On Sunday, the Indonesian military head, Hadi Tjahjanto, said there was no chance of finding any of the crew alive.
He said: "With deep sadness, I can say that all 53 personnel onboard have passed. We received underwater pictures that are confirmed as the parts of the submarine, including its rear vertical rudder, anchors, outer pressure body, embossed dive rudder and other ship parts.
"With this authentic evidence, we can declare that KRI Nanggala-402 has sunk and all the crew members are dead."
Rescuers found new objects, including a life vest, that they believe belong to those who were onboard the 44-year-old vessel, which lost contact on Wednesday as it prepared to conduct a torpedo drill.
The navy chief of staff, Yudo Margono, said the crew was not to blame for the sinking. "The KRI Nanggala is divided into three parts, the hull of the ship, the stern of the ship, and the main parts are all separated, with the main part found cracked," he said.
The president, Joko Widodo, earlier confirmed the discovery in the Bali Sea and sent the families of the victims his condolences. "All of us Indonesians express our deep sorrow over this tragedy, especially to the families of the submarine crew."
Search teams said on Saturday they had found objects including prayer mat fragments and a bottle of periscope lubricant near the submarine's last known location, leading the navy to believe the vessel had cracked.
Margono said on Saturday that a sonar scan had detected a submarine-like object at 850 metres (2,790ft), beyond the Nanggala's diving range.
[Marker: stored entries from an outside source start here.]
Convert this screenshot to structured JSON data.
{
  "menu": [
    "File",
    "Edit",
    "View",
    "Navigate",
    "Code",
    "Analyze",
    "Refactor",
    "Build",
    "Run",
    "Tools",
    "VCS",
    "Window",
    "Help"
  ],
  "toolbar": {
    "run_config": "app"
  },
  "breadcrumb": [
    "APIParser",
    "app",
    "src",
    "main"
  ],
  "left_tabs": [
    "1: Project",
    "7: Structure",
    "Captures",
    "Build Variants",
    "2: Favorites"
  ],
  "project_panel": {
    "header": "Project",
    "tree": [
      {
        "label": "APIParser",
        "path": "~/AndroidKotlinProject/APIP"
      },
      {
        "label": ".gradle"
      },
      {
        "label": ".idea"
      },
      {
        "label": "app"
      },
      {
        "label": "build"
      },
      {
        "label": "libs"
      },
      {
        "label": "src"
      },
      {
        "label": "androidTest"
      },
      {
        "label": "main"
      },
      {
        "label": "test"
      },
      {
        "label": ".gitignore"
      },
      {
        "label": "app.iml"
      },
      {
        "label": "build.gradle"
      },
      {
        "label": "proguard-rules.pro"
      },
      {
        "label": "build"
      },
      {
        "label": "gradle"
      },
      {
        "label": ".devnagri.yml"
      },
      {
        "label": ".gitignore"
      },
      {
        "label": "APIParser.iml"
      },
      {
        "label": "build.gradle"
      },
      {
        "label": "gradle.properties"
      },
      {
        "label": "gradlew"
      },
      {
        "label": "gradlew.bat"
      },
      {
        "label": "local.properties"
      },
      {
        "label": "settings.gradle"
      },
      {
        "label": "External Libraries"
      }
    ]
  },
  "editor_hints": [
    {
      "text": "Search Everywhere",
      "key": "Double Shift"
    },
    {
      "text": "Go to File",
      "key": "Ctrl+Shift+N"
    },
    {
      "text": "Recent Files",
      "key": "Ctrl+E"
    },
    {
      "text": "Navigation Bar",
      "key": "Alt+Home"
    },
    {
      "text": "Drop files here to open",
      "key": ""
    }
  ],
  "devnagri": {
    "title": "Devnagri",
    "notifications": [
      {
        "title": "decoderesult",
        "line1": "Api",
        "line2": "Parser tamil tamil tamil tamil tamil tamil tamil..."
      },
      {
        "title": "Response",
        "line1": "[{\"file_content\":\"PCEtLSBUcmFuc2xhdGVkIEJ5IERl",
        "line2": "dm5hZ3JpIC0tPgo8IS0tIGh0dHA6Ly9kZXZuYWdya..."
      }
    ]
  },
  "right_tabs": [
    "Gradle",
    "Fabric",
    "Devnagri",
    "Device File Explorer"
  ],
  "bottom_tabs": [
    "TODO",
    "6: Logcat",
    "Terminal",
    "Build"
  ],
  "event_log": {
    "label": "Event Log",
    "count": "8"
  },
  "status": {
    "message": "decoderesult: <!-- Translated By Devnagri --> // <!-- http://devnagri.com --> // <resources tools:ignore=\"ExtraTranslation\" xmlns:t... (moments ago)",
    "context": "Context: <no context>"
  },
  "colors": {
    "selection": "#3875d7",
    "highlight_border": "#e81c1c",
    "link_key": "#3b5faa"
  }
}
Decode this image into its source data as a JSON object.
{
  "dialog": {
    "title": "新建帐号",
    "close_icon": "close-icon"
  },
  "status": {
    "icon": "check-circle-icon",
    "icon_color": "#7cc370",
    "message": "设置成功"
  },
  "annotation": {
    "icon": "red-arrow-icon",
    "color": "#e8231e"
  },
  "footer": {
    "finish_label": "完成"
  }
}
More than a dozen helicopters and ships are searching the area where contact was lost, with the US, Australia, Singapore, Malaysia and India providing assistance.
Residents of the East Java town of Banyuwangi, which hosts the naval base from where search and rescue operations are being conducted, joined nationwide calls to accelerate the modernisation of Indonesia's defence forces.
"This can be a learning point for the government to advance its military technology and be careful in how it uses its [existing] technology because its people's lives [that] are at stake," said Hein Ferdy Sentoso, a 29-year-old resident.
South-east Asia's most populous country has sought to revamp its military capability, yet some equipment is still old and there have been fatal accidents in recent years.
Indonesia had five submarines before the incident: two German-built Type 209s including Nanggala, and three newer South Korean vessels.